In many parts of the country, during the spring, summer, and fall months, warm, moist air enters a vented crawlspace from outside and condenses on the cooler surfaces of the walls, floor, and ductwork. This, coupled with the moisture from the dirt floor and water leaking through imperfections in the foundation walls, has led to an epidemic of sick houses.

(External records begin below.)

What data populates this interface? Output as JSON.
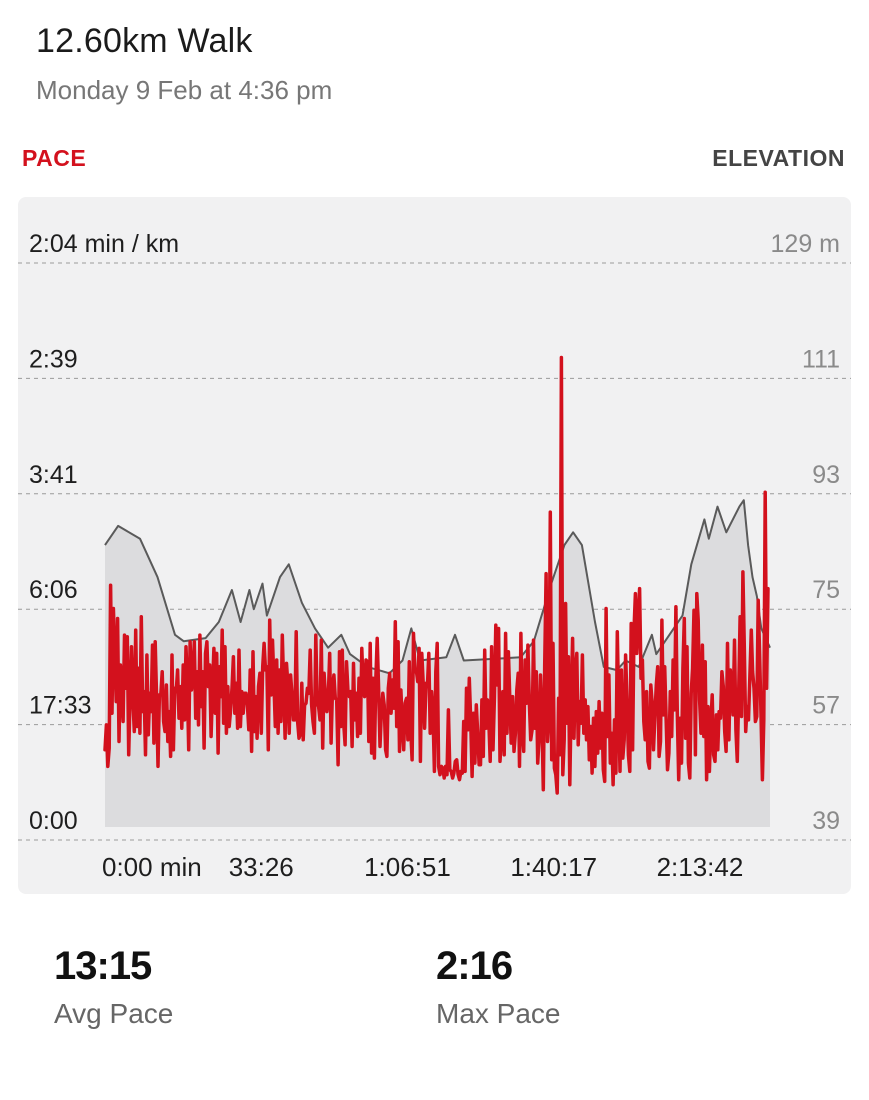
{
  "header": {
    "title": "12.60km Walk",
    "subtitle": "Monday 9 Feb at 4:36 pm"
  },
  "tabs": {
    "pace_label": "PACE",
    "elevation_label": "ELEVATION"
  },
  "colors": {
    "pace": "#d3111d",
    "elevation_line": "#5a5a5a",
    "elevation_fill": "#dcdcde",
    "card_bg": "#f1f1f2",
    "grid": "#9a9a9a"
  },
  "stats": {
    "avg_pace_value": "13:15",
    "avg_pace_label": "Avg Pace",
    "max_pace_value": "2:16",
    "max_pace_label": "Max Pace"
  },
  "chart_data": {
    "type": "line",
    "title": "",
    "grid": true,
    "y_left_ticks": [
      "2:04 min / km",
      "2:39",
      "3:41",
      "6:06",
      "17:33",
      "0:00"
    ],
    "y_right_ticks": [
      "129 m",
      "111",
      "93",
      "75",
      "57",
      "39"
    ],
    "x_ticks": [
      "0:00 min",
      "33:26",
      "1:06:51",
      "1:40:17",
      "2:13:42"
    ],
    "x_tick_minutes": [
      0,
      33.43,
      66.85,
      100.28,
      133.7
    ],
    "x_range_minutes": [
      0,
      152
    ],
    "elevation_range_m": [
      39,
      129
    ],
    "series": [
      {
        "name": "",
        "axis": "right",
        "unit": "m",
        "points": [
          [
            0,
            85
          ],
          [
            3,
            88
          ],
          [
            8,
            86
          ],
          [
            12,
            80
          ],
          [
            16,
            71
          ],
          [
            18,
            70
          ],
          [
            23,
            70.5
          ],
          [
            26,
            73
          ],
          [
            29,
            78
          ],
          [
            31,
            73
          ],
          [
            33,
            78
          ],
          [
            34,
            75
          ],
          [
            36,
            79
          ],
          [
            37,
            74
          ],
          [
            40,
            80
          ],
          [
            42,
            82
          ],
          [
            45,
            76
          ],
          [
            48,
            72
          ],
          [
            51,
            69
          ],
          [
            54,
            71
          ],
          [
            56,
            68
          ],
          [
            60,
            66
          ],
          [
            65,
            65
          ],
          [
            68,
            67
          ],
          [
            70,
            72
          ],
          [
            72,
            67
          ],
          [
            78,
            67.5
          ],
          [
            80,
            71
          ],
          [
            82,
            67
          ],
          [
            95,
            67.5
          ],
          [
            98,
            70
          ],
          [
            102,
            79
          ],
          [
            105,
            85
          ],
          [
            107,
            87
          ],
          [
            109,
            85
          ],
          [
            112,
            73
          ],
          [
            114,
            66
          ],
          [
            117,
            65.5
          ],
          [
            119,
            67
          ],
          [
            122,
            66
          ],
          [
            125,
            71
          ],
          [
            126,
            68
          ],
          [
            128,
            70
          ],
          [
            132,
            74
          ],
          [
            134,
            82
          ],
          [
            137,
            89
          ],
          [
            138,
            86
          ],
          [
            140,
            91
          ],
          [
            142,
            87
          ],
          [
            145,
            91
          ],
          [
            146,
            92
          ],
          [
            147,
            85
          ],
          [
            148,
            80
          ],
          [
            149,
            77
          ],
          [
            150,
            72
          ],
          [
            152,
            69
          ]
        ]
      },
      {
        "name": "",
        "axis": "left",
        "unit": "min/km",
        "note_values": "speed equivalent in km/h",
        "speed_range_kmh": [
          0,
          29
        ],
        "samples": [
          2.6,
          4.1,
          1.6,
          2.7,
          12.5,
          4.8,
          11.1,
          8.4,
          5.5,
          10.5,
          3.1,
          7.7,
          6.7,
          4.3,
          9.5,
          6.3,
          9.4,
          2.3,
          5.9,
          8.8,
          5.6,
          3.7,
          9.8,
          4.0,
          7.5,
          3.6,
          10.6,
          4.9,
          6.1,
          2.3,
          8.3,
          3.5,
          6.0,
          4.9,
          8.9,
          3.0,
          9.1,
          5.7,
          1.6,
          5.9,
          5.9,
          7.3,
          4.3,
          3.7,
          6.5,
          3.1,
          4.9,
          2.2,
          8.3,
          2.6,
          6.3,
          6.1,
          7.4,
          4.5,
          6.4,
          3.9,
          7.7,
          4.4,
          8.8,
          6.3,
          2.6,
          9.1,
          6.2,
          7.1,
          9.1,
          4.5,
          7.3,
          4.1,
          9.5,
          5.2,
          7.3,
          2.7,
          8.4,
          9.1,
          6.4,
          7.7,
          3.4,
          6.3,
          8.7,
          4.8,
          8.4,
          2.4,
          7.6,
          5.8,
          9.8,
          4.2,
          8.8,
          3.6,
          6.4,
          4.0,
          5.0,
          6.3,
          8.2,
          4.8,
          6.6,
          3.9,
          8.6,
          4.0,
          6.1,
          4.8,
          6.0,
          6.0,
          5.3,
          3.8,
          7.4,
          2.5,
          8.5,
          3.7,
          5.8,
          3.3,
          6.4,
          7.2,
          3.6,
          7.6,
          9.0,
          7.4,
          7.6,
          2.6,
          10.4,
          5.9,
          9.2,
          6.7,
          4.0,
          8.0,
          3.6,
          7.4,
          4.3,
          9.5,
          6.4,
          3.3,
          7.8,
          6.6,
          3.6,
          7.1,
          5.9,
          4.4,
          4.4,
          9.7,
          4.3,
          3.3,
          3.6,
          6.6,
          3.2,
          5.3,
          5.4,
          6.3,
          6.0,
          8.6,
          5.3,
          4.3,
          3.6,
          9.5,
          5.4,
          5.2,
          4.4,
          9.2,
          2.7,
          7.2,
          5.8,
          4.9,
          5.8,
          8.4,
          3.0,
          6.3,
          7.1,
          5.7,
          5.6,
          1.7,
          8.5,
          4.0,
          8.6,
          4.2,
          2.9,
          7.9,
          6.2,
          5.8,
          6.1,
          2.8,
          7.8,
          4.4,
          6.0,
          3.4,
          6.9,
          3.6,
          8.7,
          6.3,
          5.8,
          8.0,
          7.9,
          3.1,
          9.0,
          2.4,
          6.9,
          2.1,
          6.8,
          9.3,
          6.3,
          2.8,
          4.9,
          6.0,
          5.3,
          2.6,
          2.2,
          6.3,
          7.2,
          4.8,
          6.8,
          5.1,
          10.3,
          4.0,
          9.1,
          2.5,
          6.2,
          4.1,
          2.6,
          5.4,
          5.7,
          3.2,
          7.9,
          3.8,
          2.0,
          9.6,
          7.3,
          7.4,
          6.7,
          8.7,
          1.9,
          8.4,
          6.6,
          3.9,
          6.6,
          6.4,
          8.4,
          3.6,
          6.1,
          4.8,
          1.3,
          7.3,
          9.0,
          1.6,
          1.1,
          1.6,
          1.5,
          0.9,
          1.6,
          1.1,
          5.0,
          1.4,
          1.3,
          0.9,
          1.2,
          1.9,
          2.0,
          1.1,
          0.8,
          1.3,
          1.2,
          4.3,
          1.3,
          6.3,
          3.8,
          6.9,
          4.4,
          1.0,
          4.8,
          1.8,
          5.3,
          3.6,
          1.7,
          1.7,
          5.6,
          2.2,
          8.6,
          3.9,
          5.6,
          4.4,
          1.9,
          8.8,
          2.6,
          5.7,
          10.1,
          6.5,
          9.9,
          1.9,
          3.4,
          6.1,
          2.3,
          9.6,
          3.6,
          8.5,
          5.7,
          3.0,
          5.8,
          2.5,
          3.6,
          6.2,
          7.2,
          1.6,
          9.6,
          3.6,
          2.5,
          8.0,
          5.4,
          8.9,
          5.5,
          3.2,
          3.8,
          9.2,
          3.9,
          7.3,
          1.8,
          3.3,
          7.1,
          4.5,
          0.2,
          7.7,
          13.2,
          3.1,
          4.5,
          16.9,
          2.0,
          9.0,
          1.5,
          1.1,
          0.0,
          5.7,
          2.3,
          26.2,
          1.1,
          3.2,
          11.4,
          4.2,
          8.2,
          0.5,
          5.6,
          9.3,
          3.3,
          7.4,
          8.4,
          2.9,
          5.5,
          4.2,
          8.3,
          3.6,
          5.6,
          3.2,
          5.2,
          2.0,
          4.0,
          1.2,
          4.5,
          1.6,
          4.9,
          2.4,
          5.5,
          2.7,
          4.8,
          1.4,
          0.7,
          11.1,
          3.4,
          7.1,
          1.8,
          3.6,
          0.5,
          4.4,
          1.2,
          9.7,
          5.2,
          1.3,
          7.4,
          2.1,
          3.2,
          8.3,
          5.6,
          2.3,
          1.3,
          10.2,
          2.6,
          9.8,
          12.0,
          8.4,
          10.6,
          12.3,
          6.9,
          8.0,
          4.3,
          3.2,
          6.1,
          1.9,
          1.5,
          6.5,
          5.5,
          2.6,
          4.6,
          6.5,
          7.6,
          2.2,
          3.1,
          10.4,
          4.7,
          7.6,
          4.5,
          1.4,
          2.4,
          6.1,
          3.4,
          8.0,
          5.0,
          11.2,
          4.8,
          0.8,
          4.5,
          1.8,
          7.5,
          10.5,
          3.3,
          8.8,
          1.8,
          0.9,
          6.0,
          7.5,
          11.0,
          2.3,
          12.0,
          10.4,
          5.6,
          3.6,
          8.9,
          3.4,
          7.9,
          0.8,
          5.2,
          1.3,
          4.1,
          5.9,
          2.3,
          1.9,
          4.7,
          2.6,
          4.9,
          4.5,
          7.3,
          6.4,
          3.7,
          2.5,
          9.0,
          3.2,
          7.4,
          6.2,
          4.7,
          9.2,
          3.8,
          1.9,
          6.1,
          10.6,
          4.6,
          13.3,
          8.8,
          3.7,
          5.2,
          4.4,
          7.1,
          9.8,
          7.3,
          6.3,
          4.3,
          4.6,
          11.6,
          8.4,
          4.7,
          0.8,
          4.4,
          18.1,
          6.3,
          12.3
        ]
      }
    ]
  }
}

Moisture in crawlspaces often migrates to the home’s upper levels through stack effect. As warm, moist air rises and escapes through the home’s upper levels, new air finds its way into the home to replace what’s been lost. Intake air comes in at the lower levels—through unsealed crawlspaces. As a result, moisture levels can quickly elevate.
Once above 60% relative humidity (RH), the crawlspace will attract more pests and grow mold, mildew, bacteria, and other biological allergens, leading to musty odors and even foundation structural issues. It is important to remember that polluted air in the crawlspace will make its way into the rest of the home, contributing to poor indoor air quality, and causing uncomfortably high humidity levels.
Reasons to encapsulate a crawlspace
A home with a vented or unsealed crawlspace is limited in its ability to separate the indoor conditioned space from the outdoor environment because it is open to the outdoors. Building experts agree that homeowners should invest in encapsulated systems in both new and existing homes—particularly in hot-humid climates—to ensure a healthy residence and sound structure.